In case someone uses the current code, and we don't want to break it, we can also put your code as datasets_v2 or so. Putting a version prefix is how I plan to handle future versions in general, to not break old setups. This becomes more important now when we don't use import_ anymore but instead somehow have returnn-common directly imported, either in Sisyphus recipes or inside RETURNN configs or both. But as said, if no-one uses it, we can safely change it in this case now.

albertz · 2022-10-20T18:27:58Z

For specific corpora, or instances of the datasets, or helper functions to get such instances, I would still put those under i6_experiments/common, as they might depend on some Sis pipeline. Here in returnn_common, I just would put those base classes.

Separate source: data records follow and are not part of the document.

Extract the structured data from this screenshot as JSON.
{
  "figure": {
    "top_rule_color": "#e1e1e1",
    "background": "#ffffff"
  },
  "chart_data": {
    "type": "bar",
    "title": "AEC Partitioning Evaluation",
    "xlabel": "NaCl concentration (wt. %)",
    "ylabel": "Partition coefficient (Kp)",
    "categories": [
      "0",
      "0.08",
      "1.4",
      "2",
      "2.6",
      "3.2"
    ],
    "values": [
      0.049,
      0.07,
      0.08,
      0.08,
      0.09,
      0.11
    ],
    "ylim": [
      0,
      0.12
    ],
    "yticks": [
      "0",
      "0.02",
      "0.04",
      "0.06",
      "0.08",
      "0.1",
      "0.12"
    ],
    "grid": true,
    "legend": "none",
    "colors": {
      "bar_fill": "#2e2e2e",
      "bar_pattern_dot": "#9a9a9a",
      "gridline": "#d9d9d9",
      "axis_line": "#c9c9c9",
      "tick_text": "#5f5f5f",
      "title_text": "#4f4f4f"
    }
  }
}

albertz · 2022-10-20T18:28:10Z

For discussions on the code, such as review comments, we can keep using this issue here. I agree, I think we don't need PR-based development at the moment while this is new and no-one else has really started to use it. Only later when some people started to use it, then we can switch over to PR-based development.

albertz · 2022-10-20T18:32:22Z

If we go with your GenericDataset, I think we additionally need sth which combines those into train/dev/eval, and then further which defines sth like my Task base class in i6_experiments. But I think this can be based on this, so we can probably discuss these separately. I will maybe see later how I can change the Task class to use your interface, or if there are any problems.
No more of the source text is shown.